Meeting Report RCN UBE DataInInquiry for Education

RCN UBE DataInInquiry for Education

Meeting Report

Everything we are reporting is preliminary, based on discussions during the workshop. It will be refined and may change somewhat, but the major points are unlikely to change. The group's goal is to write a final workshop report by the end of August.

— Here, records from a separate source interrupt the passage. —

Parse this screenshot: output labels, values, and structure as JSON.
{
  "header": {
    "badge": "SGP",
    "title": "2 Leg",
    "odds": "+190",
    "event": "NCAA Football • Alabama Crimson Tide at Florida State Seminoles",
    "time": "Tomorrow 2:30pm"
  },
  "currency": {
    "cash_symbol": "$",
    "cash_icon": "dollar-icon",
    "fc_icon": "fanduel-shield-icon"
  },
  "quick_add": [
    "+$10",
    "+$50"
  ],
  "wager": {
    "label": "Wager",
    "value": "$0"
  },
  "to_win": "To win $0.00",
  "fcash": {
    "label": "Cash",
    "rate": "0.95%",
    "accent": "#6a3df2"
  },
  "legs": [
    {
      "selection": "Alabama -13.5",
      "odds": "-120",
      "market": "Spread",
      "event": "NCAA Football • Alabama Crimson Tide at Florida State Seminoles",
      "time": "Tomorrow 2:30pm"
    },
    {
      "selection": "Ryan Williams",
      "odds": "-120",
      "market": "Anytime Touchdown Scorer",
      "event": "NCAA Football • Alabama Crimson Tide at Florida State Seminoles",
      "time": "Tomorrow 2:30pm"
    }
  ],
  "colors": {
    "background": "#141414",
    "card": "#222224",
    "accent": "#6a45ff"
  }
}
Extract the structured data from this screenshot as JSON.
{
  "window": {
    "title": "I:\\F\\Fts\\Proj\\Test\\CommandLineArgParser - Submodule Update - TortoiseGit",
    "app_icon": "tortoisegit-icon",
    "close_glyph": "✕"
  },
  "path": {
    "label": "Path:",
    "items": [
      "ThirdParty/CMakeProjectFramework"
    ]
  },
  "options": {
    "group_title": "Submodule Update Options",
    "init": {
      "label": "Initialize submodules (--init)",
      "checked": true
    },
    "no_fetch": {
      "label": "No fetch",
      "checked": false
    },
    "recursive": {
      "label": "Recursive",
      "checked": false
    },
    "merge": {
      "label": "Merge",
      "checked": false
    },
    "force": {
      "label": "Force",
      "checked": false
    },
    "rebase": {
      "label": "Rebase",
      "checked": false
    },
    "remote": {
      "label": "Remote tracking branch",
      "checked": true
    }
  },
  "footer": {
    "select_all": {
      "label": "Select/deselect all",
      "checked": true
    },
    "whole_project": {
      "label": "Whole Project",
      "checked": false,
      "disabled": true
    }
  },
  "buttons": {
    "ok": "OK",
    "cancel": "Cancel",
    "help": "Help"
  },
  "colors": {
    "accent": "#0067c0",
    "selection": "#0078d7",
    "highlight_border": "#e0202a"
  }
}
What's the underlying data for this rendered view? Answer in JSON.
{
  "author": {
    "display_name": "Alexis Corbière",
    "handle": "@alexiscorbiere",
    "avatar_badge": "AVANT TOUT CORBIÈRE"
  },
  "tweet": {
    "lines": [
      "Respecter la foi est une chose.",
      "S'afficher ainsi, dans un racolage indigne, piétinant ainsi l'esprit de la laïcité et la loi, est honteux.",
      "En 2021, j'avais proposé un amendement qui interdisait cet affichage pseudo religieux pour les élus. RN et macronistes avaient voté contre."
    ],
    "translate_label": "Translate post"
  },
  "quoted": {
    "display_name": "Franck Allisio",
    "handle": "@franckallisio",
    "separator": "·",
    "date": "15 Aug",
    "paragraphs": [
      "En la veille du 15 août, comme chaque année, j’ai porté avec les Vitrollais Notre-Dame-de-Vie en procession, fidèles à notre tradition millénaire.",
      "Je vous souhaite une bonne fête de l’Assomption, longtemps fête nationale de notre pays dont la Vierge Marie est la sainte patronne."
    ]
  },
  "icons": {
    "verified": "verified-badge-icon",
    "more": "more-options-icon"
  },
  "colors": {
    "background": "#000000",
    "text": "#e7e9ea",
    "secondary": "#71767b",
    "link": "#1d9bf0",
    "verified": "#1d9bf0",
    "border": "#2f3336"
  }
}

There are two aspects to making data more accessible for undergraduate teaching purposes. One is overcoming the technical challenges surrounding making diverse, distributed datasets discoverable and integrating the data once found. The second is overcoming obstacles to using data to achieve learning objectives, including clearly stating what those learning objectives are. On the technical side, many of the items listed below should be considered by the Data Strategy group.

Technical Solutions

  • The group identified some technical solutions that exist now and should be made more widely known and adopted:
    • DataONE's DataUp tool provides an easy “on ramp” to introduce students and scientists to using ontology terms to describe their data. It enables people to standardize column and row heading terms used in Excel spreadsheets to use ontological terms.
    • Metacat is used for registering data that has been encoded in EML for later searching.
    • Bioportal.ontology.org for discovering which ontologies terms may belong to.
    • Taxonomic Name Resolution Service (http://tnrs.iplantcollaborative.org/) for standardizing plant taxonomic names within and, importantly, between datasets prior to merging them.
  • Best Practices
  • Tools that need to be developed to address technical challenges:
    • There wasn't much discussion of what needs to be developed.
    • Semantic web solutions were mentioned, but the comment was that none were yet ready for widespread adoption.
    • Most discussion focused on the need to use ontologies.

Technical Recommendations

  • Data providers should produce:
    • better information on the scope of their repositories
    • a diagram/schema of the data thatscientistscan understand
    • description of the nature of the data (raw, “cleaned up” and if so how, derived, curated)
    • description of what can be done with the data and should not be done (could be a list of best practices references in literature, e.g., in climate modeling http://journals.ametsoc.org/doi/abs/10.1175/BAMS-D-11-00054.1
    • should use metadata and ontology terms, and instruct users on how to take advantage of them
    • There is a critical need for tutorials or “how to” instructions providing examples of how to find data at beginner, intermediate and advanced levels. Data repositories can be very opaque to first time users. NCBI provides such support and can be referred to for examples.
    • These tools are best when they are matched up (or designed around) domain topics that extend learning and/or statistical methodologies that are often used with these methods (e.g., multivariate techniques if pulling potential “driver” data from multiple sources or ordination techniques if pulling down community data)

Technical Follow-up

  • If iPlant's Data Strategy group is interested in making DataUp available within our CI, follow up with William Michener at DataONE.
  • Martha will follow up with Lou Gross to see what they are doing to help users with R.
  • The Data Strategy group should work more closely with Brian Heidorn and others in Library and Information Sciences, including finding out more about their course on data management and curation.

Education

Some big issues

  • Data being seen in academia as "belonging" to Mathematics and/or Comp Sci
  • Most faculty appear clueless and/or resistant to using data in teaching
  • Need pilots, dissemination and funding
    • Funding agencies such as NSF (CAUSE), HHMI
    • Disseminate through professional societies that have educational branches: ASM, ASCB, ASPB, ....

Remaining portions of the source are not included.